Limits on Initial Disclosure and Model E Disclosure

In the matter of The State of Qatar–v-Banque Havilland SA and others [2020] EWHC 1248 (Comm), Mrs Justice Cockerill gave helpful guidance to litigants on the limited reach of Initial Disclosure under the DPS. She affirmed that Model E should be ordered in very limited circumstances.

Initial Disclosure under the Pilot Scheme seeks to streamline the disclosure process and is, therefore, intended to be “very tightly focused”, encompassing only those documents on which reliance by one of the parties has been placed.

The court noted the similarities between Practice Direction 18 Paragraph 1.2, which states that preliminary requests for further information should be restricted to matters that are reasonably necessary and proportionate to enable the requesting party to make their case, and PD 51U Paragraph 5.1 (2), which refers to the provision of “the key documents that are necessary to enable the other parties to understand the claim or defence they have to meet”.

Model E or “train of enquiry” disclosure under the DPS is likely to be mandated only in more demanding circumstances, as seen in the pre-DPS case of Berezovsky-v-Abramovich [2010] HWHC 210 (Comm). In Berezovsky, the contours of the train were described as an identifiable category or class of document accompanied by an explanation of the nature of the enquiry envisaged. It was not intended that the train of enquiry be open-ended or with no clear result envisaged from the outset.

In the present case, there was insufficient detail regarding the nature of the train of enquiry for Model E to be ordered.

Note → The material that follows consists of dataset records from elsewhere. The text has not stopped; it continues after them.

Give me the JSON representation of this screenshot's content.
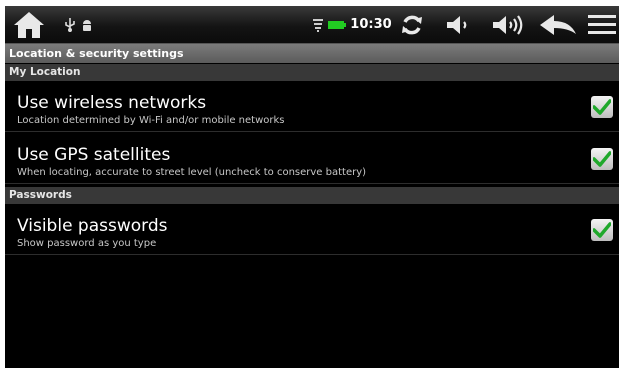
{
  "status_bar": {
    "time": "10:30",
    "icons": [
      "home-icon",
      "usb-icon",
      "android-icon",
      "wifi-icon",
      "battery-icon",
      "sync-icon",
      "volume-down-icon",
      "volume-up-icon",
      "back-icon",
      "menu-icon"
    ],
    "battery_color": "#22cc22"
  },
  "title": "Location & security settings",
  "sections": [
    {
      "header": "My Location",
      "items": [
        {
          "title": "Use wireless networks",
          "summary": "Location determined by Wi-Fi and/or mobile networks",
          "checked": true
        },
        {
          "title": "Use GPS satellites",
          "summary": "When locating, accurate to street level (uncheck to conserve battery)",
          "checked": true
        }
      ]
    },
    {
      "header": "Passwords",
      "items": [
        {
          "title": "Visible passwords",
          "summary": "Show password as you type",
          "checked": true
        }
      ]
    }
  ],
  "colors": {
    "check": "#1fa82b",
    "background": "#000000",
    "header_bg": "#383838"
  }
}
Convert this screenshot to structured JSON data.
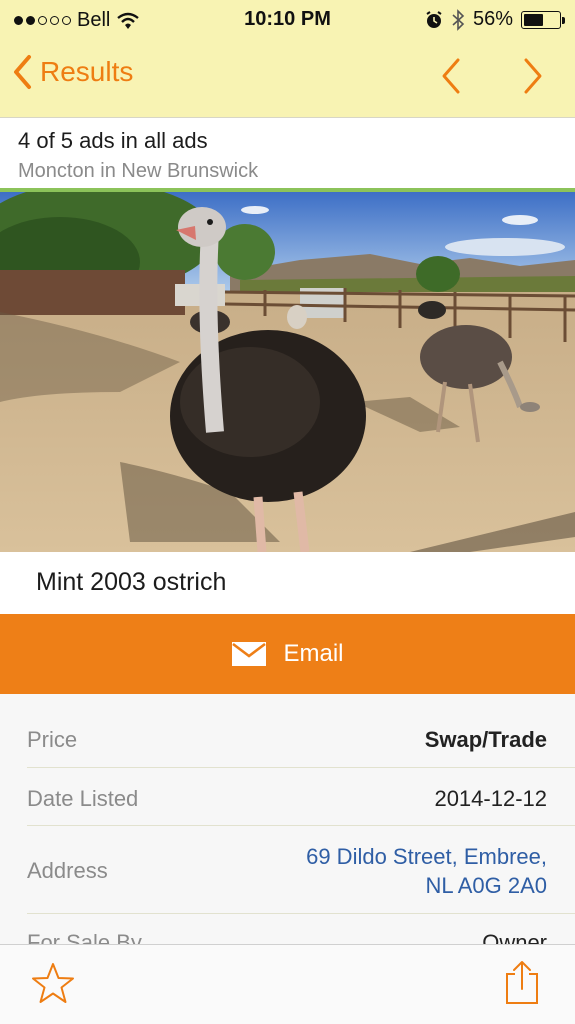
{
  "status_bar": {
    "carrier": "Bell",
    "time": "10:10 PM",
    "battery_percent": "56%",
    "battery_level": 0.56,
    "signal_bars_full": 2,
    "signal_bars_total": 5,
    "icons": [
      "wifi-icon",
      "alarm-icon",
      "bluetooth-icon",
      "battery-icon"
    ]
  },
  "nav": {
    "back_label": "Results",
    "prev_icon": "chevron-left-icon",
    "next_icon": "chevron-right-icon",
    "accent_color": "#ee7d12",
    "bar_color": "#f8f3b3"
  },
  "breadcrumb": {
    "count_text": "4 of 5 ads in all ads",
    "location_text": "Moncton in New Brunswick",
    "underline_color": "#8cc35a"
  },
  "listing": {
    "title": "Mint 2003 ostrich",
    "email_label": "Email",
    "email_color": "#ee7f17"
  },
  "details": {
    "rows": [
      {
        "label": "Price",
        "value": "Swap/Trade"
      },
      {
        "label": "Date Listed",
        "value": "2014-12-12"
      },
      {
        "label": "Address",
        "value_line1": "69 Dildo Street, Embree,",
        "value_line2": "NL A0G 2A0"
      },
      {
        "label": "For Sale By",
        "value": "Owner"
      }
    ],
    "link_color": "#2f5ea5"
  },
  "toolbar": {
    "favorite_icon": "star-icon",
    "share_icon": "share-icon"
  }
}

However, it was held that the results of undertaking a Model D search could lead to a specific train of enquiry disclosure at a later date.

In the case of Kings Security Systems Limited –v- Anthony Douglas King and Evans [2019] EWHC 3620 (Ch), Master Kaye provided further insight into the considerations of the court when faced with a request for Model E disclosure.

The defendant requested Model E disclosure be granted in relation to six Disclosure Issues. The justification provided by the defendant was that the allegations against it, which included bribery, were sufficiently serious to require the widest form of disclosure available. The claimant rejected the defendant’s assertion and argued that a Model E order would lead to “unnecessary and disproportionate disclosure”.

In siding with the claimant, Master Kaye reiterated that Practice Direction 51U is a “cultural shift in approach to disclosure” and that disclosure under the DPS was an “iterative process and that the court may make disclosure orders in stages”.

Part of the rationale for the decision was the court’s concern over the extensive issues for disclosure sought by the parties. Specifically, the scope of the issues for which Model E had been requested and the failure of the parties to provide any indication of the cost consequences for a Model E order. This meant that it failed to pass the reasonableness and proportionality test.

It was held in this case that Model D should be applied to a more focused list of Disclosure Issues. It could be that the parties may agree that either Model B or Model C would be more appropriate upon completion of this exercise.

 

Conclusion

With the confirmation that the DPS is to be extended from December 2020 to at least the end of 2021, we can expect to see further refinement of the Disclosure Models by the courts.

The trend appearing from the above cases is that the courts will be more inclined to order Model D disclosure in complex, document-heavy commercial litigation. However, they will be reluctant to order Model E disclosure unless the results of the Model D search warranted a further, more extensive search for documents.

However, if Model D disclosure is to be ordered more frequently than originally contemplated under the DPS, one would expect the court to expect parties to utilise the available technology. This should include the full suite of analytical tools and technology-assisted review, in an effort to reduce the time taken and the costs of disclosure exercises.